By Brandon Baker, EcoWatch 01 April 14

While climate change reports are far from a new phenomenon, an international study released Monday morning should be enough to give any human being reason to act and/or demand action from legislators and the energy industry around them.

For the first time, a United Nations panel has concluded that the list of widely known climate change impacts—including extreme weather and warming—could soon grow to include increased strains on water and food supplies, leading to civil resource wars, migration and international conflict.

That’s on top of assertions that the effects of climate change are already seen on every continent and oceans on the planet, and that we’re “ill-prepared” for them.

“We live in an era of man-made climate change,” said Vicente Barros, co-chair of the Intergovernmental Panel on Climate Change’s (IPCC) Working Group II, which compiled the report. “In many cases, we are not prepared for the climate-related risks that we already face. Investments in better preparation can pay dividends both for the present and for the future.”

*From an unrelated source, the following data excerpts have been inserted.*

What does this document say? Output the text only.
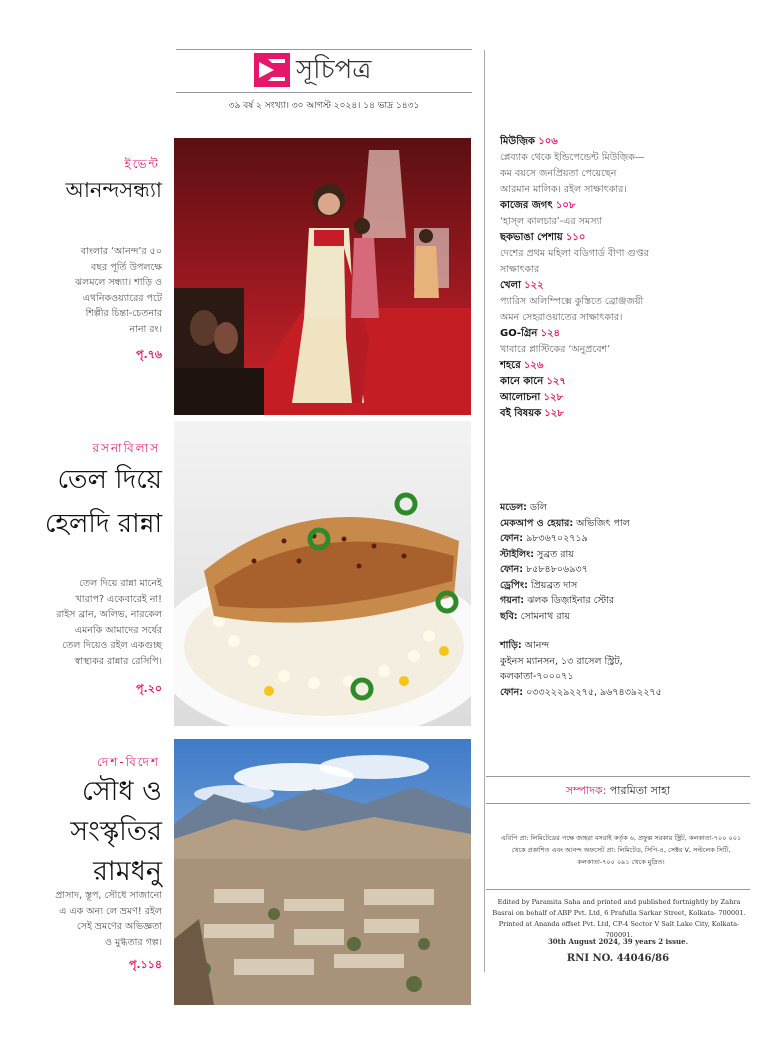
সূচিপত্র
৩৯ বর্ষ ২ সংখ্যা। ৩০ আগস্ট ২০২৪। ১৪ ভাদ্র ১৪৩১
ইভেন্ট
আনন্দসন্ধ্যা
বাংলার ‘আনন্দ’র ৫০
বছর পূর্তি উপলক্ষে
ঝলমলে সন্ধ্যা। শাড়ি ও
এথনিকওয়্যারের পটে
শিল্পীর চিন্তা-চেতনার
নানা রং।
পৃ.৭৬
রসনাবিলাস
তেল দিয়ে
হেলদি রান্না
তেল দিয়ে রান্না মানেই
খারাপ? একেবারেই না!
রাইস ব্রান, অলিভ, নারকেল
এমনকি আমাদের সর্ষের
তেল দিয়েও রইল একগুচ্ছ
স্বাস্থ্যকর রান্নার রেসিপি।
পৃ.২০
দেশ-বিদেশ
সৌধ ও
সংস্কৃতির
রামধনু
প্রাসাদ, স্তূপ, সৌধে সাজানো
এ এক অন্য লে ভ্রমণ! রইল
সেই ভ্রমণের অভিজ্ঞতা
ও মুগ্ধতার গল্প।
পৃ.১১৪
মিউজ়িক ১০৬
প্লেব্যাক থেকে ইন্ডিপেন্ডেন্ট মিউজ়িক—
কম বয়সে জনপ্রিয়তা পেয়েছেন
আরমান মালিক। রইল সাক্ষাৎকার।
কাজের জগৎ ১০৮
‘হাস্‌ল কালচার’-এর সমস্যা
ছকভাঙা পেশায় ১১০
দেশের প্রথম মহিলা বডিগার্ড বীণা গুপ্তর
সাক্ষাৎকার
খেলা ১২২
প্যারিস অলিম্পিক্সে কুস্তিতে ব্রোঞ্জজয়ী
অমন সেহরাওয়াতের সাক্ষাৎকার।
GO-গ্রিন ১২৪
খাবারে প্লাস্টিকের ‘অনুপ্রবেশ’
শহরে ১২৬
কানে কানে ১২৭
আলোচনা ১২৮
বই বিষয়ক ১২৮
মডেল: ডলি
মেকআপ ও হেয়ার: অভিজিৎ পাল
ফোন: ৯৮৩৬৭০২৭১৯
স্টাইলিং: সুব্রত রায়
ফোন: ৮৫৮৪৮০৬৯৩৭
ড্রেপিং: প্রিয়ব্রত দাস
গয়না: ঝলক ডিজ়াইনার স্টোর
ছবি: সোমনাথ রায়
শাড়ি: আনন্দ
কুইনস ম্যানসন, ১৩ রাসেল স্ট্রিট,
কলকাতা-৭০০০৭১
ফোন: ০৩৩২২২৯২২৭৫, ৯৬৭৪৩৯২২৭৫
সম্পাদক: পারমিতা সাহা
এবিপি প্রা: লিমিটেডের পক্ষে জাহরা বসরাই কর্তৃক ৬, প্রফুল্ল সরকার স্ট্রিট, কলকাতা-৭০০ ০০১
থেকে প্রকাশিত এবং আনন্দ অফসেট প্রা: লিমিটেড, সিপি-৪, সেক্টর V, সল্টলেক সিটি,
কলকাতা-৭০০ ০৯১ থেকে মুদ্রিত।
Edited by Paramita Saha and printed and published fortnightly by Zahra
Basrai on behalf of ABP Pvt. Ltd, 6 Prafulla Sarkar Street, Kolkata- 700001.
Printed at Ananda offset Pvt. Ltd, CP-4 Sector V Salt Lake City, Kolkata- 700091.
30th August 2024, 39 years 2 issue.
RNI NO. 44046/86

By all accounts, the report, Climate Change 2014: Impacts, Adaptation and Vulnerability is the most comprehensive report on climate change released on a global scale. A total of 309 authors and editors from 70 countries were selected to produce the report. Additionally, 436 contributors and nearly 1,800 experts and government reviewers provided input. The report’s impending release led to a flurry of responses and interpretations over the weekend that all agree that fossil fuel divestment needs to end now.

“Oil rigs and coal power plants are weapons of mass destruction, loading the atmosphere with destructive carbon emissions that don’t respect national borders,” Jen Maman, peace adviser at Greenpeace International, said. “To protect our peace and security, we must disarm them and accelerate the transition to clean and safe renewable energy that’s already started.”

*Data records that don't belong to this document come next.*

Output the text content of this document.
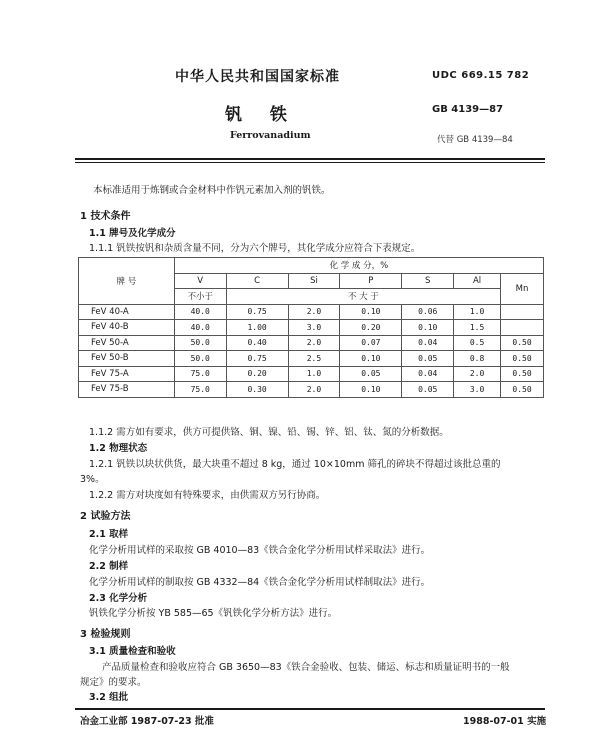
中华人民共和国国家标准	UDC 669.15 782
钒 铁	GB 4139—87
Ferrovanadium	代替 GB 4139—84
本标准适用于炼钢或合金材料中作钒元素加入剂的钒铁。
1 技术条件
1.1 牌号及化学成分
1.1.1 钒铁按钒和杂质含量不同，分为六个牌号，其化学成分应符合下表规定。
牌 号	化 学 成 分，%						
	V	C	Si	P	S	Al	Mn
	不小于	不 大 于					
FeV 40-A	40.0	0.75	2.0	0.10	0.06	1.0	
FeV 40-B	40.0	1.00	3.0	0.20	0.10	1.5	
FeV 50-A	50.0	0.40	2.0	0.07	0.04	0.5	0.50
FeV 50-B	50.0	0.75	2.5	0.10	0.05	0.8	0.50
FeV 75-A	75.0	0.20	1.0	0.05	0.04	2.0	0.50
FeV 75-B	75.0	0.30	2.0	0.10	0.05	3.0	0.50
1.1.2 需方如有要求，供方可提供铬、铜、镍、铅、锡、锌、铝、钛、氮的分析数据。
1.2 物理状态
1.2.1 钒铁以块状供货，最大块重不超过 8 kg，通过 10×10mm 筛孔的碎块不得超过该批总重的
3%。
1.2.2 需方对块度如有特殊要求，由供需双方另行协商。
2 试验方法
2.1 取样
化学分析用试样的采取按 GB 4010—83《铁合金化学分析用试样采取法》进行。
2.2 制样
化学分析用试样的制取按 GB 4332—84《铁合金化学分析用试样制取法》进行。
2.3 化学分析
钒铁化学分析按 YB 585—65《钒铁化学分析方法》进行。
3 检验规则
3.1 质量检查和验收
产品质量检查和验收应符合 GB 3650—83《铁合金验收、包装、储运、标志和质量证明书的一般
规定》的要求。
3.2 组批
冶金工业部 1987-07-23 批准	1988-07-01 实施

Chris Field, another IPCC co-chair, told The Guardian that the group that compiled the report realized it was high time to move beyond weather and energy related impacts when discussing the risks of a changing climate.

“If we want to take a smart approach to the future, we need to consider a full range of possible outcomes and that means not only the more likely outcomes, but also outcomes for truly catastrophic impacts, even if those are lower probability,” Field said.

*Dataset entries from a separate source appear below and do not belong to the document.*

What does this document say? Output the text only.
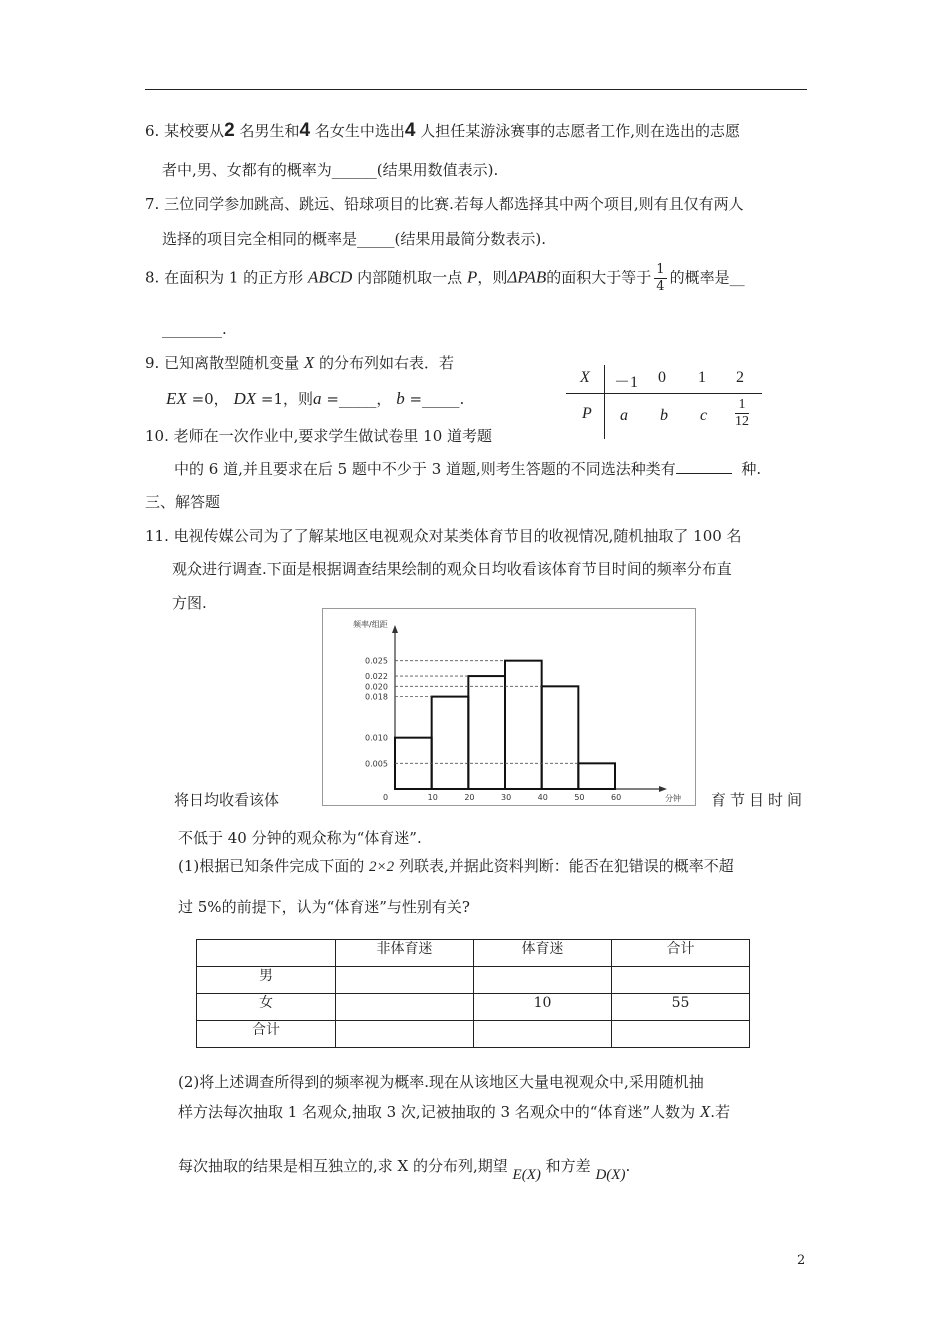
6. 某校要从2 名男生和4 名女生中选出4 人担任某游泳赛事的志愿者工作,则在选出的志愿
者中,男、女都有的概率为______(结果用数值表示).
7. 三位同学参加跳高、跳远、铅球项目的比赛.若每人都选择其中两个项目,则有且仅有两人
选择的项目完全相同的概率是_____(结果用最简分数表示).
8. 在面积为 1 的正方形 ABCD 内部随机取一点 P，则ΔPAB的面积大于等于 $\frac{1}{4}$ 的概率是__
________.
9. 已知离散型随机变量 X 的分布列如右表．若
EX =0， DX =1，则a =_____， b =_____.
X －1 0 1 2
P a b c $\frac{1}{12}$
10. 老师在一次作业中,要求学生做试卷里 10 道考题
中的 6 道,并且要求在后 5 题中不少于 3 道题,则考生答题的不同选法种类有	种.
三、解答题
11. 电视传媒公司为了了解某地区电视观众对某类体育节目的收视情况,随机抽取了 100 名
观众进行调查.下面是根据调查结果绘制的观众日均收看该体育节目时间的频率分布直
方图.
频率/组距
分钟
0.025
0.022
0.020
0.018
0.010
0.005
0	10	20	30	40	50	60
将日均收看该体	育节目时间
不低于 40 分钟的观众称为“体育迷”.
(1)根据已知条件完成下面的 2×2 列联表,并据此资料判断：能否在犯错误的概率不超
过 5%的前提下，认为“体育迷”与性别有关?
	非体育迷	体育迷	合计
男			
女		10	55
合计			
(2)将上述调查所得到的频率视为概率.现在从该地区大量电视观众中,采用随机抽
样方法每次抽取 1 名观众,抽取 3 次,记被抽取的 3 名观众中的“体育迷”人数为 X.若
每次抽取的结果是相互独立的,求 X 的分布列,期望 E(X) 和方差 D(X).
2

Michael Mann, a climate scientist, author, professor and director of Penn State University’s Earth System Science Center, said the report shows that “increased competition for diminishing resources among a growing global population is unfortunately a perfect prescription for increased conflict.” In the IPCC’s view, it’s most striking that these effects on our agriculture, health, livelihood and ecosystems are taking place “from the tropics to the poles, from small islands to large continents, and from the wealthiest countries to the poorest.”

That means the potential for mass migrations and competition is just as widespread. Mann adds that it will have an extreme impact on biodiversity.

“The Great Barrier Reef, the largest coral reef in the world and a home to much ocean biodiversity, is being hit with a double whammy—increased coral bleaching because of hotter waters and the increased acidity of the ocean water as growing atmospheric carbon dioxide continues to penetrate into the upper ocean,” Mann said. “In fact, scientists conclude that this combination of factors will kill off the Great Barrier Reef and nearly all the world’s coral reefs in a matter of decades if we continue with the course that we’re on.”

Hoda Baraka of 350.org says keeping coal, oil and gas reserves in the ground is the best way to minimize that course.

To those who are concerned about the potential financial cost of adapting to the demands of climate change, Amalie Obsuan, a Greenpeace campaigner for Southeast Asia, suggests examining the true cost of warming.

“Let’s not get distracted by limited economic models or be blinded by global [gross domestic product],” she said. “What value can you put on the lives of 8,000 people left dead or missing by typhoon Haiyan? Or what is the cost of the trauma of children being torn from their mother’s arms due to storm surges?

“That is the true cost of climate change that should define the urgency of the action we take.”